As mentioned previously, our ownership of Leda was not official until sometime in June of 1990.  I could probably find the date, but I’m not sure it matters to the story much.  However, our affair with Leda started as far back as January of 1987.  I was just barely still  in my 20s in 1987!  This means that Leda has been part of my life, at least peripherally for more than half my life, certainly for most if not all of my adult life, depending upon how you judge adulthood.

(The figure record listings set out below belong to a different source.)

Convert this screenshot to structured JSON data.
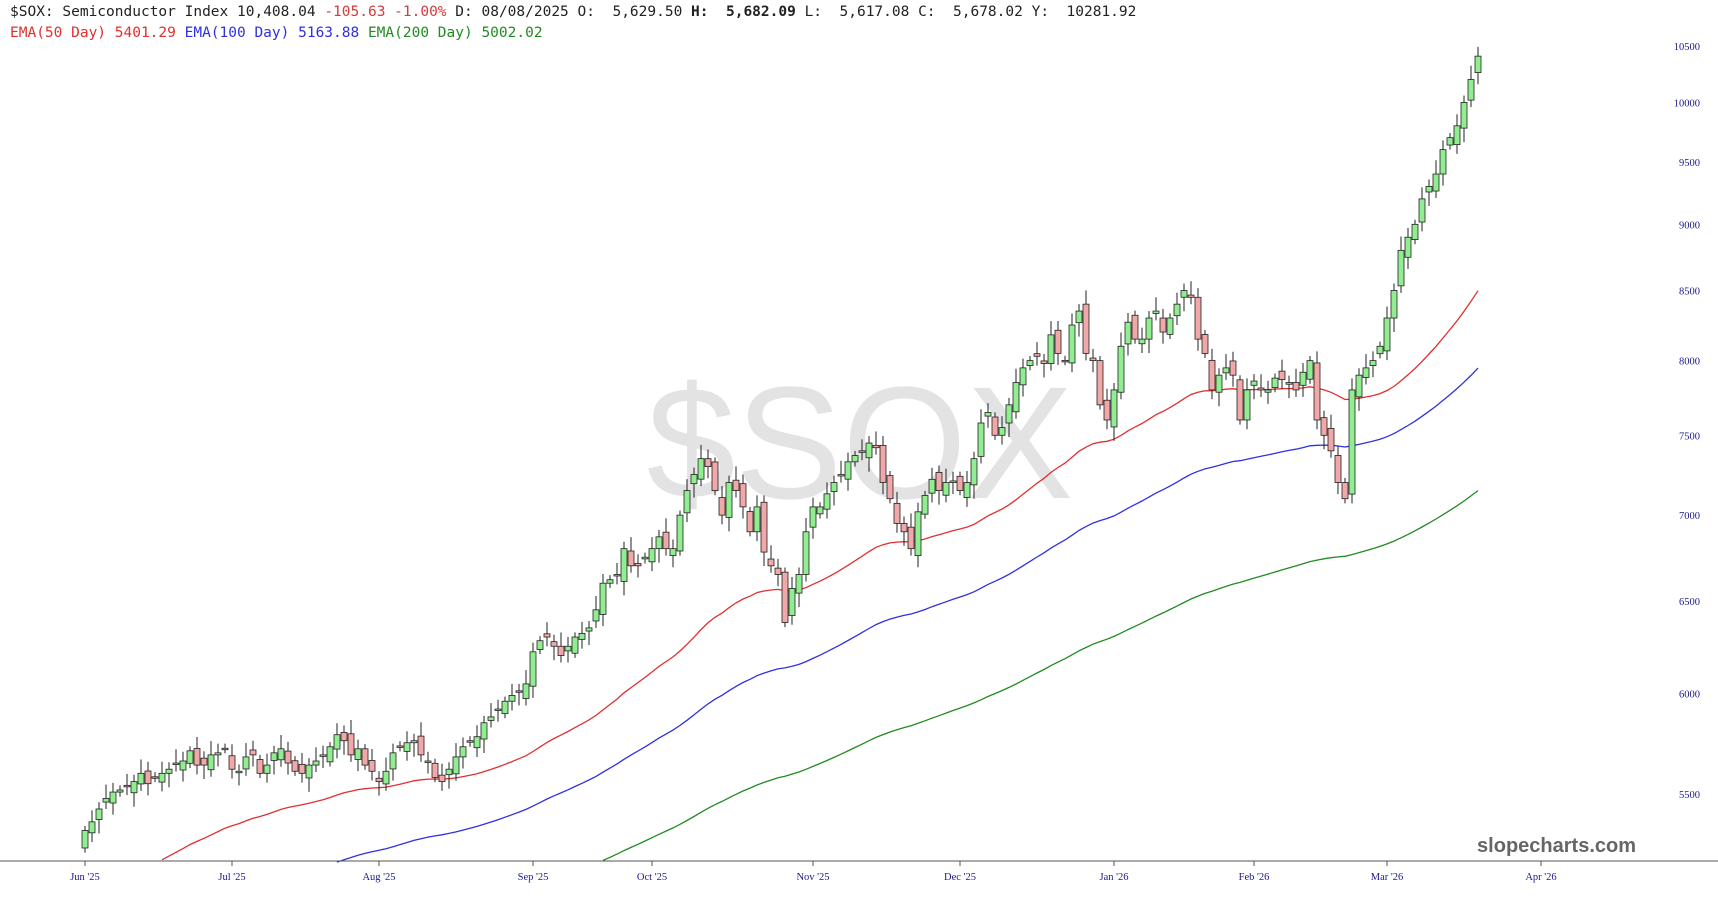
{
  "header": {
    "symbol": "$SOX:",
    "name": "Semiconductor Index",
    "last": "10,408.04",
    "change": "-105.63",
    "change_pct": "-1.00%",
    "date_label": "D:",
    "date": "08/08/2025",
    "open_label": "O:",
    "open": "5,629.50",
    "high_label": "H:",
    "high": "5,682.09",
    "low_label": "L:",
    "low": "5,617.08",
    "close_label": "C:",
    "close": "5,678.02",
    "y_label": "Y:",
    "y_value": "10281.92"
  },
  "ema": {
    "ema50_label": "EMA(50 Day)",
    "ema50_value": "5401.29",
    "ema100_label": "EMA(100 Day)",
    "ema100_value": "5163.88",
    "ema200_label": "EMA(200 Day)",
    "ema200_value": "5002.02"
  },
  "watermark": "$SOX",
  "brand": "slopecharts.com",
  "colors": {
    "up_fill": "#90ee90",
    "down_fill": "#f2a8a8",
    "ema50": "#e03030",
    "ema100": "#3030e0",
    "ema200": "#228b22",
    "axis_text": "#1a1a8c"
  },
  "chart_data": {
    "type": "candlestick",
    "y_scale": "log",
    "ylim": [
      5250,
      10600
    ],
    "y_ticks": [
      5500,
      6000,
      6500,
      7000,
      7500,
      8000,
      8500,
      9000,
      9500,
      10000,
      10500
    ],
    "x_ticks": [
      "Jun '25",
      "Jul '25",
      "Aug '25",
      "Sep '25",
      "Oct '25",
      "Nov '25",
      "Dec '25",
      "Jan '26",
      "Feb '26",
      "Mar '26",
      "Apr '26"
    ],
    "x_tick_positions": [
      0,
      21,
      42,
      64,
      81,
      104,
      125,
      147,
      167,
      186,
      208
    ],
    "candles_approx_close": [
      5330,
      5370,
      5430,
      5480,
      5510,
      5520,
      5540,
      5560,
      5600,
      5550,
      5580,
      5600,
      5620,
      5650,
      5660,
      5710,
      5640,
      5640,
      5690,
      5700,
      5720,
      5620,
      5610,
      5680,
      5690,
      5600,
      5640,
      5700,
      5720,
      5650,
      5610,
      5600,
      5640,
      5660,
      5690,
      5730,
      5790,
      5760,
      5690,
      5720,
      5640,
      5610,
      5560,
      5610,
      5700,
      5730,
      5750,
      5760,
      5690,
      5660,
      5580,
      5560,
      5620,
      5680,
      5730,
      5760,
      5780,
      5850,
      5880,
      5920,
      5960,
      5990,
      6010,
      6050,
      6220,
      6280,
      6300,
      6250,
      6200,
      6250,
      6300,
      6320,
      6350,
      6450,
      6600,
      6620,
      6650,
      6800,
      6700,
      6700,
      6750,
      6800,
      6870,
      6800,
      6800,
      7000,
      7150,
      7250,
      7350,
      7300,
      7150,
      7000,
      7200,
      7150,
      7050,
      6900,
      7050,
      6780,
      6700,
      6650,
      6380,
      6570,
      6650,
      6900,
      7050,
      7050,
      7130,
      7200,
      7250,
      7330,
      7370,
      7400,
      7450,
      7420,
      7200,
      7100,
      6950,
      6900,
      6800,
      7020,
      7120,
      7220,
      7150,
      7200,
      7210,
      7150,
      7200,
      7350,
      7580,
      7650,
      7500,
      7550,
      7700,
      7850,
      7950,
      8000,
      8030,
      7980,
      8180,
      8050,
      8000,
      8250,
      8350,
      8050,
      8000,
      7700,
      7600,
      7800,
      8100,
      8270,
      8150,
      8150,
      8300,
      8350,
      8200,
      8300,
      8400,
      8500,
      8450,
      8150,
      8050,
      7800,
      7900,
      7950,
      7900,
      7600,
      7800,
      7860,
      7800,
      7800,
      7880,
      7870,
      7850,
      7800,
      7920,
      8000,
      7600,
      7500,
      7400,
      7200,
      7100,
      7800,
      7900,
      7950,
      8000,
      8100,
      8300,
      8500,
      8800,
      8900,
      9000,
      9200,
      9300,
      9400,
      9600,
      9700,
      9800,
      10000,
      10200,
      10408
    ]
  }
}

Ginny and I were goofing off in Seattle.  We were actually on our way home from the Caribbean and weren’t ready to face the snow in Juneau, so we did what we always did.  We looked at boats.  Seattle is a great city, but in 1987 it was even better as it hadn’t been cleaned and modernized as much yet.  There were lots of funky and cool places to look at boats, boat stuff and just be around boats.  It was always great in those days to just walk in the harbor.  In case there is anyone here that doesn’t understand wooden boats, I will just comment for the purpose of education that wooden boats are (were) often one-off, took craftsmanship to build and have a lot of character.  The harbors were once filled with them and it was wonderful.  In those days there were lots of pre-plastic boats still around and they all had character.  But it was before big box stores too, but that is another topic.

The first time we saw Leda she was in a marina under a full mooring cover.  We climbed on board and poked around under the cover, in the dark, and we knew, this was our boat.  Just like that.  It was how she felt.  She also smelled like a proper boat, linseed oil, a hint of turps and tar, musty canvas, salt.

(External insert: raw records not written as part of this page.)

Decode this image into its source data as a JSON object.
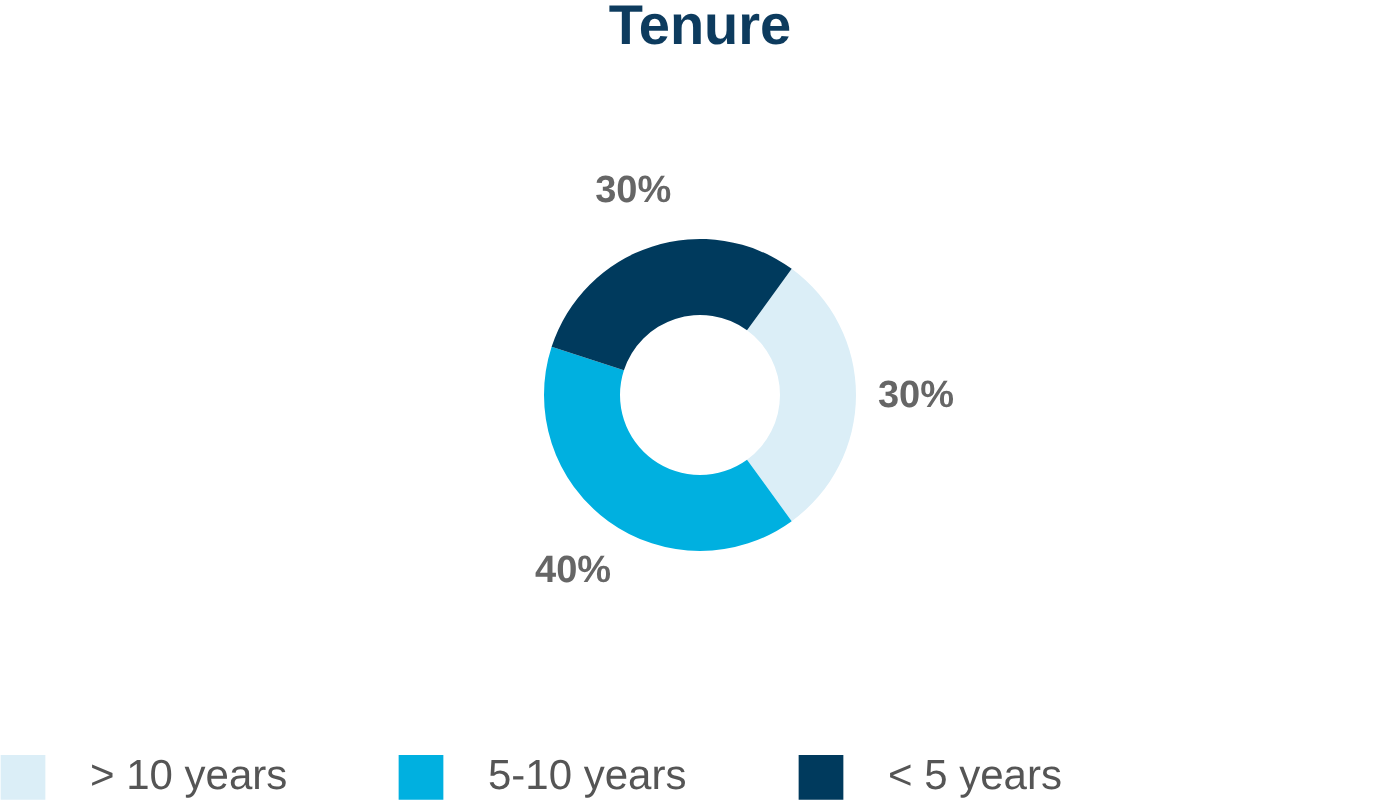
{
  "chart_data": {
    "type": "donut",
    "title": "Tenure",
    "categories": [
      "> 10 years",
      "5-10 years",
      "< 5 years"
    ],
    "values": [
      30,
      40,
      30
    ],
    "colors": [
      "#dbeef7",
      "#00b0e0",
      "#003a5d"
    ],
    "value_labels": [
      "30%",
      "40%",
      "30%"
    ],
    "legend": "bottom"
  }
}
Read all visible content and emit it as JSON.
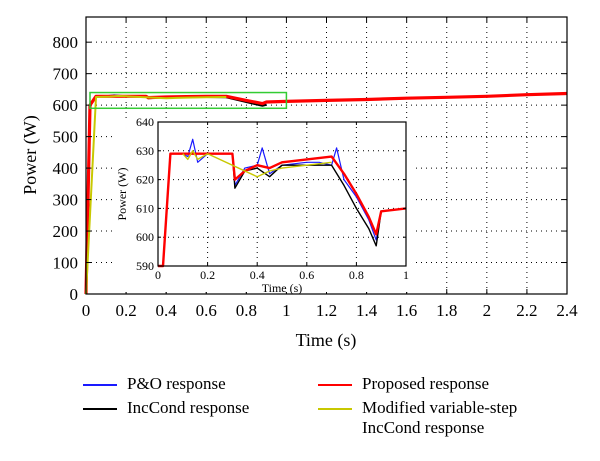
{
  "chart_data": [
    {
      "type": "line",
      "title": "",
      "xlabel": "Time (s)",
      "ylabel": "Power (W)",
      "xlim": [
        0,
        2.4
      ],
      "ylim": [
        0,
        880
      ],
      "xticks": [
        "0",
        "0.2",
        "0.4",
        "0.6",
        "0.8",
        "1",
        "1.2",
        "1.4",
        "1.6",
        "1.8",
        "2",
        "2.2",
        "2.4"
      ],
      "yticks": [
        "0",
        "100",
        "200",
        "300",
        "400",
        "500",
        "600",
        "700",
        "800"
      ],
      "grid": true,
      "legend_position": "below",
      "series": [
        {
          "name": "P&O response",
          "color": "#1a1aff",
          "x": [
            0,
            0.02,
            0.05,
            0.1,
            0.14,
            0.2,
            0.3,
            0.31,
            0.4,
            0.5,
            0.6,
            0.7,
            0.8,
            0.88,
            0.9
          ],
          "y": [
            0,
            600,
            628,
            628,
            631,
            628,
            628,
            623,
            626,
            627,
            627,
            626,
            612,
            600,
            602
          ]
        },
        {
          "name": "IncCond response",
          "color": "#000000",
          "x": [
            0,
            0.02,
            0.05,
            0.1,
            0.14,
            0.2,
            0.3,
            0.31,
            0.4,
            0.5,
            0.6,
            0.7,
            0.8,
            0.88,
            0.9
          ],
          "y": [
            0,
            598,
            628,
            628,
            630,
            628,
            628,
            622,
            625,
            626,
            626,
            625,
            610,
            598,
            601
          ]
        },
        {
          "name": "Proposed response",
          "color": "#ff0000",
          "x": [
            0,
            0.02,
            0.05,
            0.3,
            0.31,
            0.4,
            0.5,
            0.6,
            0.7,
            0.8,
            0.88,
            0.9,
            1.0,
            1.2,
            1.4,
            1.6,
            1.8,
            2.0,
            2.2,
            2.4
          ],
          "y": [
            0,
            600,
            628,
            628,
            624,
            626,
            627,
            628,
            628,
            615,
            605,
            610,
            612,
            615,
            618,
            622,
            625,
            628,
            633,
            637
          ]
        },
        {
          "name": "Modified variable-step IncCond response",
          "color": "#c8c800",
          "x": [
            0,
            0.05,
            0.12,
            0.16,
            0.2,
            0.4,
            0.45,
            0.5,
            0.6,
            0.7
          ],
          "y": [
            0,
            626,
            627,
            629,
            628,
            622,
            623,
            624,
            625,
            626
          ]
        }
      ]
    },
    {
      "type": "line",
      "title": "",
      "xlabel": "Time (s)",
      "ylabel": "Power (W)",
      "xlim": [
        0,
        1
      ],
      "ylim": [
        590,
        640
      ],
      "xticks": [
        "0",
        "0.2",
        "0.4",
        "0.6",
        "0.8",
        "1"
      ],
      "yticks": [
        "590",
        "600",
        "610",
        "620",
        "630",
        "640"
      ],
      "grid": true,
      "series": [
        {
          "name": "P&O response",
          "color": "#1a1aff",
          "x": [
            0,
            0.02,
            0.05,
            0.1,
            0.12,
            0.14,
            0.16,
            0.2,
            0.3,
            0.31,
            0.35,
            0.4,
            0.42,
            0.45,
            0.5,
            0.6,
            0.65,
            0.7,
            0.72,
            0.75,
            0.8,
            0.85,
            0.88,
            0.9,
            1.0
          ],
          "y": [
            590,
            590,
            629,
            629,
            628,
            634,
            626,
            629,
            629,
            618,
            624,
            625,
            631,
            622,
            625,
            626,
            626,
            625,
            631,
            620,
            614,
            606,
            599,
            609,
            610
          ]
        },
        {
          "name": "IncCond response",
          "color": "#000000",
          "x": [
            0,
            0.02,
            0.05,
            0.1,
            0.2,
            0.3,
            0.31,
            0.35,
            0.4,
            0.45,
            0.5,
            0.6,
            0.7,
            0.75,
            0.8,
            0.85,
            0.88,
            0.9,
            1.0
          ],
          "y": [
            590,
            590,
            629,
            629,
            629,
            629,
            617,
            623,
            624,
            621,
            625,
            625,
            625,
            618,
            610,
            603,
            597,
            609,
            610
          ]
        },
        {
          "name": "Proposed response",
          "color": "#ff0000",
          "x": [
            0,
            0.02,
            0.05,
            0.1,
            0.2,
            0.3,
            0.31,
            0.35,
            0.4,
            0.45,
            0.5,
            0.6,
            0.7,
            0.75,
            0.8,
            0.85,
            0.88,
            0.9,
            1.0
          ],
          "y": [
            590,
            590,
            629,
            629,
            629,
            629,
            620,
            623,
            625,
            624,
            626,
            627,
            628,
            622,
            615,
            607,
            601,
            609,
            610
          ]
        },
        {
          "name": "Modified variable-step IncCond response",
          "color": "#c8c800",
          "x": [
            0.1,
            0.12,
            0.14,
            0.16,
            0.2,
            0.4,
            0.45,
            0.5,
            0.6,
            0.7
          ],
          "y": [
            629,
            627,
            630,
            627,
            629,
            621,
            623,
            624,
            625,
            626
          ]
        }
      ]
    }
  ],
  "legend": [
    {
      "label": "P&O response",
      "color": "#1a1aff"
    },
    {
      "label": "Proposed response",
      "color": "#ff0000"
    },
    {
      "label": "IncCond response",
      "color": "#000000"
    },
    {
      "label": "Modified variable-step",
      "label2": "IncCond response",
      "color": "#c8c800"
    }
  ],
  "zoom_box_color": "#33cc33"
}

However, the amount of money being asked for her was somewhere between outrageous and outside of our budget depending upon whether you are buying or selling.  Leda was a great boat, she was well sorted, had a big inventory of sails, lots of equipment, but it was all getting very worn.  My memory is a little vague but apparently we flirted enough to show our interest.

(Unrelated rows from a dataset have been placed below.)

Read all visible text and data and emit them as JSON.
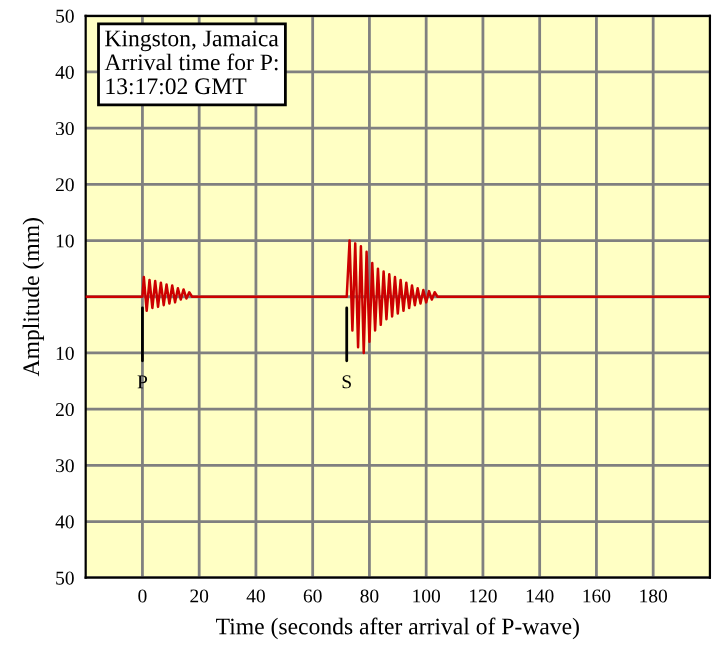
{
  "chart_data": {
    "type": "line",
    "xlabel": "Time (seconds after arrival of P-wave)",
    "ylabel": "Amplitude (mm)",
    "xlim": [
      -20,
      200
    ],
    "xticks": [
      0,
      20,
      40,
      60,
      80,
      100,
      120,
      140,
      160,
      180
    ],
    "ylim": [
      -50,
      50
    ],
    "yticks": [
      {
        "value": -50,
        "label": "50"
      },
      {
        "value": -40,
        "label": "40"
      },
      {
        "value": -30,
        "label": "30"
      },
      {
        "value": -20,
        "label": "20"
      },
      {
        "value": -10,
        "label": "10"
      },
      {
        "value": 0,
        "label": null
      },
      10,
      20,
      30,
      40,
      50
    ],
    "grid": true,
    "series": [
      {
        "color": "#cc0000",
        "x": [
          -20,
          0,
          0.5,
          1.5,
          2.5,
          3.5,
          4.5,
          5.5,
          6.5,
          7.5,
          8.5,
          9.5,
          10.5,
          11.5,
          12.5,
          13.5,
          14.5,
          15.5,
          16.5,
          17.5,
          72,
          73,
          74,
          75,
          76,
          77,
          78,
          79,
          80,
          81,
          82,
          83,
          84,
          85,
          86,
          87,
          88,
          89,
          90,
          91,
          92,
          93,
          94,
          95,
          96,
          97,
          98,
          99,
          100,
          101,
          102,
          103,
          104,
          200
        ],
        "values": [
          0,
          0,
          3.5,
          -2.5,
          3,
          -2,
          2.8,
          -1.8,
          2.5,
          -1.5,
          2.2,
          -1.2,
          2,
          -1,
          1.5,
          -0.5,
          1.3,
          -0.3,
          0.8,
          0,
          0,
          10,
          -6,
          9.5,
          -9,
          9,
          -10,
          8,
          -8,
          6,
          -6,
          5,
          -5,
          4.5,
          -4,
          4,
          -3.5,
          3.5,
          -3,
          3,
          -2.5,
          2.5,
          -2,
          2,
          -1.5,
          1.5,
          -1.2,
          1.2,
          -1,
          1,
          -0.5,
          0.8,
          0,
          0
        ]
      }
    ],
    "annotations": [
      "Kingston, Jamaica\nArrival time for P:\n13:17:02 GMT",
      {
        "text": "P",
        "x": 0,
        "y": -2
      },
      {
        "text": "S",
        "x": 72,
        "y": -2
      }
    ]
  }
}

A few months went by, when we got a call letting us know that Leda was going to be hauled for a scrub and bottom paint and that if we wanted to see her out of the water this was the chance.  I caught a flight to Seattle, and started the dance that is always part of buying a boat.

Leda, spring of 1987

Leda was owned in those days by Frank and Bea Hyland.  Frank and Bea both loved their boat and while they seemed to like us quite a lot, were not very agreeable to the amount of money we offered them to buy their boat.  The dance continued.  And continued….until autumn of 1989.

Russ & Ginny on board Leda in Elliot Bay, June 21, 1987

In September of 1989 I had quit my day job and gone in as a partner on a WWII landing craft and freight hauling business.  Southeast Alaska has a lot of area with no roads but lots of water, so hauling freight by landing craft was a pretty good gig.  However, it was almost instantaneous that I got a phone call from Frank Hyland.  They had a buyer for Leda at a little more than half of what they had originally asked and well less than we had offered and he was going to give me first right of refusal at that price.  I had no choice but to tell him that I had just started a business, had spent every available penny I had to get into it and that he would have to sell his boat to the other guy.  I was pretty sure that Leda had just left our life forever.  But isn’t life strange with the surprises it holds for us.  As the great Yogi Berra said “It ain’t over ’til it’s over.”